2013 was a banner year for early-childhood education in America. The president announced support of universal pre-K in last year's State of the Union address. Bill de Blasio, the new mayor of New York, ran on a platform of universal pre-K within the city. Hillary Clinton, the presumptive Democratic nominee in 2016, began an childhood-development initiative, Too Small to Fail.
But the issue of raising cognitive skills and test scores isn't just an educational issue; it's also public health issue. Or, rather, there's significant overlap between the two, and some of the most facinating new research on the subject suggests that early-childhood-education proponents should consider the significance of health—in this instance, nutrition—in early childhood, going back even to the womb.
Two leaders in this research are Diane Whitmore Schanzenbach at Northwestern and Hilary Hoynes of Berkeley, who collaborated on a paper last year on the "Long Run Impacts of Childhood Access to the Safety Net." The authors' focus is on food stamps, or SNAP, the 800-pound gorilla of the social-welfare safety net and the crux of the farm bill that's likely to pass with substantial cuts to the program.

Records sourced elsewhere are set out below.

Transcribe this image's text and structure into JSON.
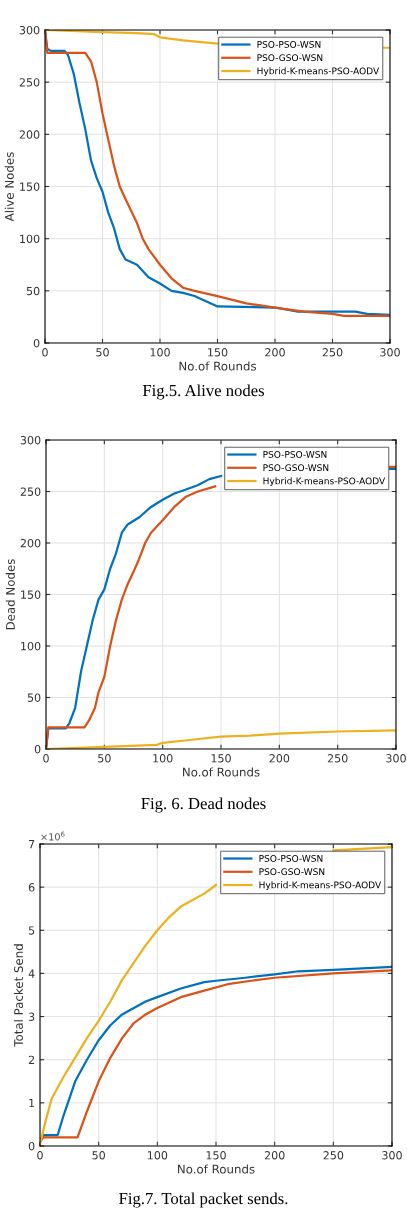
{
  "chart_data": [
    {
      "type": "line",
      "title": "Fig.5. Alive nodes",
      "xlabel": "No.of Rounds",
      "ylabel": "Alive Nodes",
      "xlim": [
        0,
        300
      ],
      "ylim": [
        0,
        300
      ],
      "xticks": [
        0,
        50,
        100,
        150,
        200,
        250,
        300
      ],
      "yticks": [
        0,
        50,
        100,
        150,
        200,
        250,
        300
      ],
      "grid": true,
      "legend": "top right",
      "series": [
        {
          "name": "PSO-PSO-WSN",
          "color": "#0072bd",
          "x": [
            0,
            2,
            5,
            17,
            20,
            25,
            30,
            35,
            40,
            45,
            50,
            55,
            60,
            65,
            70,
            80,
            90,
            100,
            110,
            120,
            130,
            140,
            150,
            200,
            220,
            270,
            280,
            300
          ],
          "values": [
            300,
            282,
            280,
            280,
            276,
            258,
            230,
            205,
            175,
            158,
            145,
            125,
            110,
            90,
            80,
            75,
            63,
            57,
            50,
            48,
            45,
            40,
            35,
            34,
            30,
            30,
            28,
            27
          ]
        },
        {
          "name": "PSO-GSO-WSN",
          "color": "#d95319",
          "x": [
            0,
            2,
            35,
            40,
            45,
            50,
            55,
            60,
            65,
            70,
            80,
            85,
            90,
            100,
            110,
            120,
            130,
            150,
            175,
            200,
            225,
            250,
            260,
            300
          ],
          "values": [
            300,
            278,
            278,
            270,
            250,
            220,
            195,
            170,
            150,
            138,
            115,
            100,
            90,
            75,
            62,
            53,
            50,
            45,
            38,
            34,
            30,
            28,
            26,
            26
          ]
        },
        {
          "name": "Hybrid-K-means-PSO-AODV",
          "color": "#edb120",
          "x": [
            0,
            50,
            80,
            95,
            100,
            120,
            150,
            200,
            250,
            295,
            300
          ],
          "values": [
            300,
            298,
            297,
            296,
            293,
            290,
            287,
            null,
            null,
            283,
            283
          ]
        }
      ]
    },
    {
      "type": "line",
      "title": "Fig. 6. Dead nodes",
      "xlabel": "No.of Rounds",
      "ylabel": "Dead Nodes",
      "xlim": [
        0,
        300
      ],
      "ylim": [
        0,
        300
      ],
      "xticks": [
        0,
        50,
        100,
        150,
        200,
        250,
        300
      ],
      "yticks": [
        0,
        50,
        100,
        150,
        200,
        250,
        300
      ],
      "grid": true,
      "legend": "top right",
      "series": [
        {
          "name": "PSO-PSO-WSN",
          "color": "#0072bd",
          "x": [
            0,
            2,
            17,
            20,
            25,
            30,
            35,
            40,
            45,
            50,
            55,
            60,
            65,
            70,
            80,
            90,
            100,
            110,
            120,
            130,
            140,
            150,
            200,
            250,
            295,
            300
          ],
          "values": [
            0,
            20,
            20,
            25,
            40,
            75,
            100,
            125,
            145,
            155,
            175,
            190,
            210,
            218,
            225,
            235,
            242,
            248,
            252,
            256,
            262,
            265,
            null,
            null,
            272,
            272
          ]
        },
        {
          "name": "PSO-GSO-WSN",
          "color": "#d95319",
          "x": [
            0,
            2,
            33,
            37,
            42,
            45,
            50,
            55,
            60,
            65,
            70,
            75,
            80,
            85,
            90,
            100,
            110,
            120,
            130,
            145,
            200,
            250,
            295,
            300
          ],
          "values": [
            0,
            21,
            21,
            28,
            40,
            55,
            70,
            100,
            125,
            145,
            160,
            172,
            185,
            200,
            210,
            222,
            235,
            245,
            250,
            255,
            null,
            null,
            274,
            274
          ]
        },
        {
          "name": "Hybrid-K-means-PSO-AODV",
          "color": "#edb120",
          "x": [
            0,
            50,
            95,
            100,
            125,
            150,
            175,
            200,
            250,
            300
          ],
          "values": [
            0,
            2,
            4,
            6,
            9,
            12,
            13,
            15,
            17,
            18
          ]
        }
      ]
    },
    {
      "type": "line",
      "title": "Fig.7. Total packet sends.",
      "xlabel": "No.of Rounds",
      "ylabel": "Total Packet Send",
      "annotations": [
        "×10$^{6}$"
      ],
      "xlim": [
        0,
        300
      ],
      "ylim": [
        0,
        7
      ],
      "xticks": [
        0,
        50,
        100,
        150,
        200,
        250,
        300
      ],
      "yticks": [
        0,
        1,
        2,
        3,
        4,
        5,
        6,
        7
      ],
      "grid": true,
      "legend": "top right",
      "series": [
        {
          "name": "PSO-PSO-WSN",
          "color": "#0072bd",
          "x": [
            0,
            3,
            15,
            20,
            30,
            40,
            50,
            60,
            70,
            80,
            90,
            100,
            120,
            140,
            150,
            175,
            200,
            220,
            250,
            300
          ],
          "values": [
            0.1,
            0.25,
            0.25,
            0.7,
            1.5,
            2.0,
            2.45,
            2.8,
            3.05,
            3.2,
            3.35,
            3.45,
            3.65,
            3.8,
            3.83,
            3.9,
            3.98,
            4.05,
            4.08,
            4.15
          ]
        },
        {
          "name": "PSO-GSO-WSN",
          "color": "#d95319",
          "x": [
            0,
            3,
            32,
            40,
            50,
            60,
            70,
            80,
            90,
            100,
            120,
            140,
            160,
            180,
            200,
            250,
            300
          ],
          "values": [
            0.1,
            0.2,
            0.2,
            0.8,
            1.5,
            2.05,
            2.5,
            2.85,
            3.05,
            3.2,
            3.45,
            3.6,
            3.75,
            3.83,
            3.9,
            4.0,
            4.07
          ]
        },
        {
          "name": "Hybrid-K-means-PSO-AODV",
          "color": "#edb120",
          "x": [
            0,
            5,
            10,
            20,
            30,
            40,
            50,
            60,
            70,
            80,
            90,
            100,
            110,
            120,
            140,
            150,
            170,
            200,
            250,
            300
          ],
          "values": [
            0.05,
            0.6,
            1.1,
            1.6,
            2.05,
            2.5,
            2.9,
            3.35,
            3.85,
            4.25,
            4.65,
            5.0,
            5.3,
            5.55,
            5.85,
            6.05,
            null,
            null,
            6.85,
            6.93
          ]
        }
      ]
    }
  ]
}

Hoynes and Schanzenbach cleverly used a natural experiment to investigate the effects of food stamps: the slow, decade-plus-long rollout of the food-stamp program in the 1960s and 1970s, the main variable being "the share of time between conception and age 5 that a food stamp program was available in the individual's county of birth."
The strongest correlations the authors found were between food stamps and health outcomes: obesity, high blood pressure, heart disease, and diabetes. That is to say, pre- and post-natal access to food stamps (and thus more, and more nutritional food) lowers the prevalence of later-life health problems, at least those in particular. And the theory of causation is interesting:
There is an emerging scientific consensus that describes critical periods of development during early life that “program” the body’s long-term survival outcomes (Barker, 1992; Gluckman and Hanson 2004). During development, the fetus (and post-natally the child) may take cues from the current environment to predict the type of environment it is expected to face in the long run and in some cases adapts its formation to better thrive in the expected environment (Gluckman and Hanson 2004). A problem arises, however, when the predicted later environment and the actual later environment are substantially different. For example, if nutrients are scarce during the pre-natal (or early post-natal) period, the developing body therefore predicts that the future will also be nutritionally deprived. The body may then invoke (difficult-to-reverse) biological mechanisms to adapt to the predicted future environment. For example, the metabolic system may adapt in a manner that will allow the individual to survive in an environment with chronic food shortages.
It's a powerful explanatory hypothesis. Ohio State's Richard Steckel argues that going from extreme poverty (i.e. slavery, sharecropping, pre-industrialization) to comparative abundance—even in the still-impoverished South, wage gains far outpaced the rest of the country in relative terms—in the late 20th century leads to bodies that are poorly adapted to their future environment:
“The fetus builds inadequate organs because of the forecast on the part of the mother received from earlier generations that there is going to be a lean world. When the child then becomes obese and stresses these organs, this leads to metabolic syndrome among adults, and then diabetes,” he said.
So the theory is that food stamps, by providing a healthier prenatal environment, better prepare infants for a more abundant future. When that transition is a shock, as it is from famine, the body can suffer, which is why it's believed that the widespread starvation in Cambodia in the 1970s has increased rates of diabetes today.
But the authors found other, perhaps more unexpected correlations:
The results in column 5 suggest that food stamp exposure in both early and later childhood is beneficial to adult economic outcomes. This is consistent with a story whereby children with better nutrition gain more from school, which in turn translates into higher economic self-sufficiency.
The results are much stronger for girls, and not always statistically significant for boys—not the only recent study of food stamps and educational outcomes to come to this conclusion—but food stamps are a small piece of infant welfare; other recent research has connected infant-health intervention and educational attainment, though the causation is still unclear.
It's unclear because it's complex, as Brandon Keim writes. Periodic food insecurity, an ongoing problem with the SNAP program (recipients have a tendency to exhaust benefits before the month is up, which causes huge timing problems), can have an impact; lack of specific nutrients can inhibit brain development; the cause could be in part indirect, as food insecurity increases stress, which in turn has direct effects on the brain and indirect effects through worse health outcomes.
A lot of attention is given to SNAP as an economic program, such as its use as a multiplier, in comparison to things like unemployment, infrastructure and military spending, and so forth. But it's a public health program—and, it seems, an educational one as well.